As COVID-19 surged through various countries, the respective governments locked the nations that drove people towards digital space. In just two months after the beginning of the pandemic, the digital marketplace raised by five years. As far as India is concerned, the government has set a target of reaching a US $1 trillion digital economies by 2025, which is considered a five-fold growth from the US $200 million in 2017–18.
Despite a 500 per cent increase in telehealth consultations, a structural shift towards virtual shopping with Indian districts showing a 95 percentage in e-retailing, and digital transactions touching the 100 million mark per day, it gave rise to another trend: The gendered digital divide.
Bangladesh's saw a 24 per cent gender gap in mobile ownership and 41 per cent in mobile usage. It was even higher in Pakistan at 34 per cent and 43 per cent for mobile ownership and mobile usage respectively.
Increasing Digital Divide In India
Whereas in India, women are 15 per cent less likely to own a cell phone, and 33 per cent less likely to use mobile data services than the male counterparts. Last year, a total of 25 per cent of the adult female population had a smartphone compared to 41 per cent of adult men. Despite the mobile ownership gap reducing from 26 per cent to 19 per cent, and mobile internet use gap from 67 per cent to 36 per cent in the last four years, South Asia continues to have the broadest mobile gender gaps across the world.
Within Asia-pacific, the widest gender gap in terms of internet usage was found in India. In comparison, the rest of the Asian countries showed a less gender gap. In Pakistan, it was 39.4 per cent, 11.1 per cent in Indonesia, and 2.3 per cent in China.
Triple Disadvantage; Rural-Urban Digital Divide
India's gender digital divide is considered to be born out of a triple disadvantage for the female folk. The rural-urban digital divide being the one. The rural broadband penetration is just 29 per cent compared to the national average of 51 per cent. In rural areas, women are likely to have their cell phones.
Goa, Kerala, and Northeastern states have the narrowest rural-urban divide and the widest in Maharashtra, Gujarat, Telangana and Andhra Pradesh. Secondly, there is an income-based digital gap between different households. As the average price for data is US $0.68/GB in India, the estimates show that each GB of data costs low-income families 3 per cent of their total monthly income compared to 0.2 per cent for middle-income households. Thirdly, intra-household discrimination prevents women from accessing digital devices within their domestic sphere, which widens the gender-based digital divide. Moreover, the rural broadband penetration comprises only 29 per cent compared to the national average of 51 per cent.

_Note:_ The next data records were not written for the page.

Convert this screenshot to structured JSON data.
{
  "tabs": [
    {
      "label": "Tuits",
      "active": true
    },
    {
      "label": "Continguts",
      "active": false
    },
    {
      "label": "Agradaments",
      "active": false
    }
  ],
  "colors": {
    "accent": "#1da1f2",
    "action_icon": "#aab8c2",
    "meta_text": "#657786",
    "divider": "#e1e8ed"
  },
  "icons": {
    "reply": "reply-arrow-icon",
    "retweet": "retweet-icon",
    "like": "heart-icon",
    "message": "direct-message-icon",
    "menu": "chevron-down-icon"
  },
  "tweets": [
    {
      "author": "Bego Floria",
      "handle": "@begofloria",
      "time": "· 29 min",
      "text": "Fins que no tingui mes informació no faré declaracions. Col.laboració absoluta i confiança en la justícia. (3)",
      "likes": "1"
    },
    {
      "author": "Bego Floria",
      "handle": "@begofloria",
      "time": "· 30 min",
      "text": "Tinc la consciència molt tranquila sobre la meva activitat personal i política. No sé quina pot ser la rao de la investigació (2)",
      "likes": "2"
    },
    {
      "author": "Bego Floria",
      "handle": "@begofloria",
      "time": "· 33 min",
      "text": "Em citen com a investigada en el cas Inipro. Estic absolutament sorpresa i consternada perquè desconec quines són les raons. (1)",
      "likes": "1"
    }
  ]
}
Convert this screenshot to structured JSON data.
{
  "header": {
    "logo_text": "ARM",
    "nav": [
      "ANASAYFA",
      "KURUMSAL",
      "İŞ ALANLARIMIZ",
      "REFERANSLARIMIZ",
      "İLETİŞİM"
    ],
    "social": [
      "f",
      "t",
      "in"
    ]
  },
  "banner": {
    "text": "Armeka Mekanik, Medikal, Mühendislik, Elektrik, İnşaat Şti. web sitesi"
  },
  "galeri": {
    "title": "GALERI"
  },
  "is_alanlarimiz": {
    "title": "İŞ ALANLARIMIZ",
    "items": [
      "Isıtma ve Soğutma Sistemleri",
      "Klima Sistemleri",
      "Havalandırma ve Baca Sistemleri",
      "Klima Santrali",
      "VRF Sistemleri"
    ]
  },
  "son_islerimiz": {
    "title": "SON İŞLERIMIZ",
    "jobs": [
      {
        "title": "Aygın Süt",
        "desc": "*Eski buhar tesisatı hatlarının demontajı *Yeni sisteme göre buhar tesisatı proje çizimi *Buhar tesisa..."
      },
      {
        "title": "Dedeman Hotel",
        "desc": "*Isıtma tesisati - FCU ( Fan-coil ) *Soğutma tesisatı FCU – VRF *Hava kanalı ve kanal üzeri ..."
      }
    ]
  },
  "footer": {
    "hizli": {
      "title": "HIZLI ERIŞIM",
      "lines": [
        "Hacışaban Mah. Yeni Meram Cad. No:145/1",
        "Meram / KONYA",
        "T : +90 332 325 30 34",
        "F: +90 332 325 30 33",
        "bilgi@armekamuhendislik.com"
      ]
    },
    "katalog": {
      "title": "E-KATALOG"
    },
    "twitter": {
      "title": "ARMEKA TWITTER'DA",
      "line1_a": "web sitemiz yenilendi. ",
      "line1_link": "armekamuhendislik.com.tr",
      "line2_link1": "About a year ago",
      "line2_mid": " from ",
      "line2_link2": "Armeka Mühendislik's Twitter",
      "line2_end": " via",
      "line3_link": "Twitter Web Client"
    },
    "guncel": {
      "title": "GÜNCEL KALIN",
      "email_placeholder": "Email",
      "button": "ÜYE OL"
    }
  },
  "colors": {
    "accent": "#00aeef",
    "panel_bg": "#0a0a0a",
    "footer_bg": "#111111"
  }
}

Even if the women are allowed to use mobile phones, male relatives often monitor their online activity. While some consider mobile phones a risk to women's reputation before and after marriage, phone use is considered a distraction to responsibilities. Women generally restrict themselves from speaking on their cell phones while in public and prefer to conduct their conversation inside houses, fearing social norms and unnecessary judgements. In this environment, women have been left behind from the increasingly digital economy post COVID-19, especially when aspiring for online learning, skill development, entrepreneurship, and work opportunities.
Families Give More Preference To Males
Also, when education shifted to digital mode, several stakeholders noticed that families gave preference for males. They made sure their sons had access to digital devices and data packs even when facing financial constraints, but the girls did not receive the same treatment.
Digital ignorance and unfamiliarity with the required platforms barred women entrepreneurs from shifting to online platforms after Covid. For example, bamboo artisans from West Bengal were hesitant to move to digital space due to limited social media knowledge combined with high data costs. Women Self-Help Group (SHG) members from various states like Maharashtra, Andhra Pradesh, Telangana and Gujarat shared that though women from their communities used phones for their personal use, they failed to do it for business purposes and were unable to make online transactions.
The gendered digital divide also prevents women from accessing government social security benefits and booking their online vaccination slots. Many women were deprived of the Covid relief, as they did not have their names registered on government websites and did not know about the online registration process.
Filling The Gap: Access To Digital Devices
As per the studies, giving women equal access to digital devices will equip them with the knowledge and resources they require to participate in the country's economy actively. They also suggested that various government and private organisations should come forward to support CBOs to uplift community-led digital literacy and financial inclusion programmes to combat the gender divide. Experts say that providing free mobile phones to school-going girls, female health workers, including ASHA workers, school teachers, and the rural and urban poor will fill this gap.
While India undoubtedly is digitising rapidly, its women must not be left out of the virtual conversation. Providing equal access to smartphones and the internet will equip women with the knowledge and resources to participate in the national economy effectively. It is. therefore, it is imperative to increase women's smartphone ownership as it assists in internet adoption and accelerate digital literacy programmes and work towards ending digital discrimination based on gender norms.